15. Mahkemece Kurum kayıtları, dönem bordroları celbedilmiş, bordro tanıkları dinlenerek komşu işyerleri ve üstlenilen işlere ilişkin sözleşme dönemleri araştırılmış ise de ücret bordroları ve puantaj kayıtları getirtilmediği gibi Kuruma yapılan eksik gün bildirimleri de araştırılmamıştır. Bu itibarla verilen karar eksik araştırma ve incelemeye dayanmakta olup davalı işverenden ücret bordroları ve puantaj kayıtları istenerek davacının imzasını içeren sözkonusu belgelerden imzanın kendisine aidiyeti davacı sigortalı tarafından kabul edilenler ile imzası inkar edilip de davacıya aidiyeti ehil bilirkişi marifetiyle tespit edilenler ve yine hata-hile-ikrah durumu iddia ve ispat edilemeyenler yönünden bu belgelerin, aksinin eşdeğer belgelerle ispatlanana kadar geçerli olduğu gözetilerek dönem bordrolarında kayıtlı sigortalılar çalışmaların ayda 30 günün altında bildirilmesi bakımından tanık sıfatıyla dinlenmeli, işyerinin kapsamı, kapasitesi ve niteliği nazara alınarak eksik gün bildirimlerinin nedeni ve dayanağı da araştırıldıktan sonra işçilik alacakları davasında verilen kesinleşmiş kararın kesin hüküm veya kesin delil olmayıp kuvvetli delil teşkil ettiği dikkate alınmak suretiyle tüm deliller birlikte değerlendirilerek elde edilecek sonuca göre karar verilmelidir.

16. Hukuk Genel Kurulundaki görüşmeler sırasında direnme kararının Özel Daire bozma kararında gösterilen nedenlerden dolayı bozulması gerektiği ileri sürülmüşse de bu görüş, Kurul çoğunluğu tarafından benimsenmemiştir.

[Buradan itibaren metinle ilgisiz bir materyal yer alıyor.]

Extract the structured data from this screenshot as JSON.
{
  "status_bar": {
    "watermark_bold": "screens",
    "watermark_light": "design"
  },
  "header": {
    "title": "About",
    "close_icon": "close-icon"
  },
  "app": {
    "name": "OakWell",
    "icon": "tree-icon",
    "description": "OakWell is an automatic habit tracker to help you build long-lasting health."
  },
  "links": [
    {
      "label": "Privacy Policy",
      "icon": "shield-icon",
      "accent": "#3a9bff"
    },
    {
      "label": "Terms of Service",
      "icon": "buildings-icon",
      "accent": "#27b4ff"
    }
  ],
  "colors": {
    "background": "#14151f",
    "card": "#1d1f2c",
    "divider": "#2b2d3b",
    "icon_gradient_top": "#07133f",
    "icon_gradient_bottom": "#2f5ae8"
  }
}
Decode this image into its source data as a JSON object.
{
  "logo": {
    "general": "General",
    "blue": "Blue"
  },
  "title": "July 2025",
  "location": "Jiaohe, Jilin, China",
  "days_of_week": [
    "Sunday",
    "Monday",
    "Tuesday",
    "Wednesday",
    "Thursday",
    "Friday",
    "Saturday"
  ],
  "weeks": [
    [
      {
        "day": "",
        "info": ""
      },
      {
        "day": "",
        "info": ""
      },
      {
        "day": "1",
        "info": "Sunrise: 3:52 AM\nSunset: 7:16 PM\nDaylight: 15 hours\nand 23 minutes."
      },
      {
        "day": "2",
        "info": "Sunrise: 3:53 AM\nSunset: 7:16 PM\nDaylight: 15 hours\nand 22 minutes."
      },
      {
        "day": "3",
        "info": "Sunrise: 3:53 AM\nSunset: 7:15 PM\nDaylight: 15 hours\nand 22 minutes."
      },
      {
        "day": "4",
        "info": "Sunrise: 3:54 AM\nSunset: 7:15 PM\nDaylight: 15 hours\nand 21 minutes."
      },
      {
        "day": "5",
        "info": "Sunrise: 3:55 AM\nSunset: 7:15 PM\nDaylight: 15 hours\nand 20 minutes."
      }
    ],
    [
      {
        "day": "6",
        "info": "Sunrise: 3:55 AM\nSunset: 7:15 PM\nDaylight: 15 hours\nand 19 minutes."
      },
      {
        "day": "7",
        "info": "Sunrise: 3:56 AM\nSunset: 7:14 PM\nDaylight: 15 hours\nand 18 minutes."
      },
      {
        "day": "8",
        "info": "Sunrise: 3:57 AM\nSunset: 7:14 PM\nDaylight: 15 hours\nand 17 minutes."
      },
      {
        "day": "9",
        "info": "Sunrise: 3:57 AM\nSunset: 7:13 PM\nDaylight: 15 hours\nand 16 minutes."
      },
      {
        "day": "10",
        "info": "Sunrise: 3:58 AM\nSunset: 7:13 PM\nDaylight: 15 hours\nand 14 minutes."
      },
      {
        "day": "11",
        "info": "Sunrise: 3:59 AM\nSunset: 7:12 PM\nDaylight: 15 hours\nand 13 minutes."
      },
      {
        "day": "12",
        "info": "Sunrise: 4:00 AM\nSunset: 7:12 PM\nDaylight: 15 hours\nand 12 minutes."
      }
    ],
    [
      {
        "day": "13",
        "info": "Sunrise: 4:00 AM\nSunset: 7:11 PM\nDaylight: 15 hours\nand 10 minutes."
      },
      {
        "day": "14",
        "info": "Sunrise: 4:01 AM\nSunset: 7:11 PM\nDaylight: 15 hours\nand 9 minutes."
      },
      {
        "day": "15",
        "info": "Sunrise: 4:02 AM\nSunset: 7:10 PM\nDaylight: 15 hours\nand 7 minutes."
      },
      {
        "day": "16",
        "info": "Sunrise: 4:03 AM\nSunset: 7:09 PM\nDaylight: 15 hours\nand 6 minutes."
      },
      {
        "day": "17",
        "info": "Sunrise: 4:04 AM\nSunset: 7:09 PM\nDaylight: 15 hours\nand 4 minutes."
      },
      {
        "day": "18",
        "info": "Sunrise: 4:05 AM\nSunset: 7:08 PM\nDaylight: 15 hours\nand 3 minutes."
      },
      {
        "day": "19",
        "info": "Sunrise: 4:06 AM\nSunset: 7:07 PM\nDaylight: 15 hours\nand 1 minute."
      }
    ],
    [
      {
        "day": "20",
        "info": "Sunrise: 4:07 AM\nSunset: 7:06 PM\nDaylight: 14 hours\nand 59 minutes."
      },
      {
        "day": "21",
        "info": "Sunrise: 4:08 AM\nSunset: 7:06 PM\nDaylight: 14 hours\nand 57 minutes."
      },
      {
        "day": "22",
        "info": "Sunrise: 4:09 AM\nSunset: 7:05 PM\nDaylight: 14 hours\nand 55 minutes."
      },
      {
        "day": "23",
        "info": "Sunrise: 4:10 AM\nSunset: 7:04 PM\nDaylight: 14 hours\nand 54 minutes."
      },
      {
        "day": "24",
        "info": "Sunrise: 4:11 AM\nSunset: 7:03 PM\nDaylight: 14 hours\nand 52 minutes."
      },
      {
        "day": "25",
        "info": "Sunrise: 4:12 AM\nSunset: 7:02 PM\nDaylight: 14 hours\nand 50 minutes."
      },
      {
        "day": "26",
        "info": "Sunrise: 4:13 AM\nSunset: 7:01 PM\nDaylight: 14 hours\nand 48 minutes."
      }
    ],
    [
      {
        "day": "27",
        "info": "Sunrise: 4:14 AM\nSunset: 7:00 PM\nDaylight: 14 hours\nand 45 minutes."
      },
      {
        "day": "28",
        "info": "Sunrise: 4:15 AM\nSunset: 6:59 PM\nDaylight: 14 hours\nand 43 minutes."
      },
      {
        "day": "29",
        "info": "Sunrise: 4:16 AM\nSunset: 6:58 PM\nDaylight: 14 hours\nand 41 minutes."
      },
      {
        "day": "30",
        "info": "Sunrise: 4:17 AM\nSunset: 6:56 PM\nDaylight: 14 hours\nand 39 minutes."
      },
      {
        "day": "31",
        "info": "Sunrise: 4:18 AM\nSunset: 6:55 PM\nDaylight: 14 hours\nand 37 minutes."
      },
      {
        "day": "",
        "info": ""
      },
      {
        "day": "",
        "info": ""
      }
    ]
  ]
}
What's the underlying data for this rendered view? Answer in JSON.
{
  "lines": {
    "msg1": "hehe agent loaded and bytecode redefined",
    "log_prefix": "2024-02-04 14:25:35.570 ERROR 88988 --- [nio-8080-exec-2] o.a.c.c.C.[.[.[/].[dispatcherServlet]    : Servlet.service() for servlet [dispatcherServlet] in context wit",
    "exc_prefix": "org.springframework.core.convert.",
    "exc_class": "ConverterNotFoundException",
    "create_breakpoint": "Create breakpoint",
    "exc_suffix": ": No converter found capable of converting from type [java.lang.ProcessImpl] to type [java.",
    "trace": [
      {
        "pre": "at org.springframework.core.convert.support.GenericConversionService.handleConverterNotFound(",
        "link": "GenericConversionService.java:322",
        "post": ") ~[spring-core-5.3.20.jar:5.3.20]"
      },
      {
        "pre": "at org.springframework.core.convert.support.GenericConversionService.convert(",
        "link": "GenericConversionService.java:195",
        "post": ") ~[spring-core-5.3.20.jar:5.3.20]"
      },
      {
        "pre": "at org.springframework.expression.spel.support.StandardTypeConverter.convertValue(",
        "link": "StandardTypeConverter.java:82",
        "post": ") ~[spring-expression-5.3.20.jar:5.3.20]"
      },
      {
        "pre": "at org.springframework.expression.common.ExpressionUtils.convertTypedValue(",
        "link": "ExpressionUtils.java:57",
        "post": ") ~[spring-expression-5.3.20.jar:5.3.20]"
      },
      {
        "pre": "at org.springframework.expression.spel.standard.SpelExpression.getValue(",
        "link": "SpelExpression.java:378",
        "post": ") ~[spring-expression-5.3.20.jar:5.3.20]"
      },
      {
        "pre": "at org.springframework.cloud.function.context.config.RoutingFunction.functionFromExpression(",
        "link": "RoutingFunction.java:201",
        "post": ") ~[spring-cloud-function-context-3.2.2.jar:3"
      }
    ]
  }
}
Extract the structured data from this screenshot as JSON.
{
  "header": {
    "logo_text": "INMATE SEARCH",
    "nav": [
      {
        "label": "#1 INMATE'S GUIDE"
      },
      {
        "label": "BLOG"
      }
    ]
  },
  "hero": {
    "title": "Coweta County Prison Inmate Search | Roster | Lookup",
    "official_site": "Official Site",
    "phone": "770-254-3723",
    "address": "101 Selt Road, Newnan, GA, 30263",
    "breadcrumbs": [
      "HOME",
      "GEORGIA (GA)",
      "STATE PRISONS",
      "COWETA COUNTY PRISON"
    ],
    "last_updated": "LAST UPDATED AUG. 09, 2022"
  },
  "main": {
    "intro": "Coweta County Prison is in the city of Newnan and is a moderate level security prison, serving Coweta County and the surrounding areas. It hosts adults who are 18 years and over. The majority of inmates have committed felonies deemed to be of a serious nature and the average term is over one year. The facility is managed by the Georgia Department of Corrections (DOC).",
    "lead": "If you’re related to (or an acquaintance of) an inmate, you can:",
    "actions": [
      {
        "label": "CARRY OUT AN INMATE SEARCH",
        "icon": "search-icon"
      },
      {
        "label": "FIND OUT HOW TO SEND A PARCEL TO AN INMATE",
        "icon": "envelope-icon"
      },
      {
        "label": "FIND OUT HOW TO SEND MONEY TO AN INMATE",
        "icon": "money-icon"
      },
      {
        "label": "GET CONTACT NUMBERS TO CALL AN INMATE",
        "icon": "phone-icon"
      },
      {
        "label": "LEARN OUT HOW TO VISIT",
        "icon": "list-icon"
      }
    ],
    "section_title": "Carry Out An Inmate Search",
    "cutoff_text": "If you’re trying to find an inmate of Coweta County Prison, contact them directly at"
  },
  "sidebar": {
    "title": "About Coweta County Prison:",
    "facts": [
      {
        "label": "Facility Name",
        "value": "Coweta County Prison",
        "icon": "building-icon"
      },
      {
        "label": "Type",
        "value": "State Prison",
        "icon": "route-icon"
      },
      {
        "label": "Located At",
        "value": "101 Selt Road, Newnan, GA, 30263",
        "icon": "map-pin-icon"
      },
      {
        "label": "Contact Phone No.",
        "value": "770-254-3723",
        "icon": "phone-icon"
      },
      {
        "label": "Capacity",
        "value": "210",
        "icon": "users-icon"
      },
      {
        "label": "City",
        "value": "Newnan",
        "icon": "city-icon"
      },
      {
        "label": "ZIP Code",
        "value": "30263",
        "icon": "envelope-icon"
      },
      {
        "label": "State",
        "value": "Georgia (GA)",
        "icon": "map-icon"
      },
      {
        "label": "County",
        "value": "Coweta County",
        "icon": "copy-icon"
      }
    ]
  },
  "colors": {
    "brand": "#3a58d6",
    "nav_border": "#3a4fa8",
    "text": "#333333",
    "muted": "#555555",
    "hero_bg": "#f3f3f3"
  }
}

17. Hâl böyle olunca direnme kararı yukarıda açıklanan genişletilmiş gerekçe ve nedenlerden dolayı bozulmalıdır.

VII. KARAR

Açıklanan sebeplerle;

Davacı vekilinin temyiz itirazlarının kabulü ile direnme kararının yukarıda açıklanan genişletilmiş gerekçe ve nedenlerden dolayı 6100 sayılı Kanun'un 371 inci maddesi gereğince BOZULMASINA,

İstek hâlinde temyiz peşin harcının yatırana geri verilmesine,

Dosyanın 6100 sayılı Kanun'un 373 üncü maddesinin ikinci fıkrası uyarınca kararı veren Bölge Adliye Mahkemesine gönderilmesine,

25.09.2024 tarihinde yapılan ikinci görüşmede oy çokluğuyla kesin olarak karar verildi.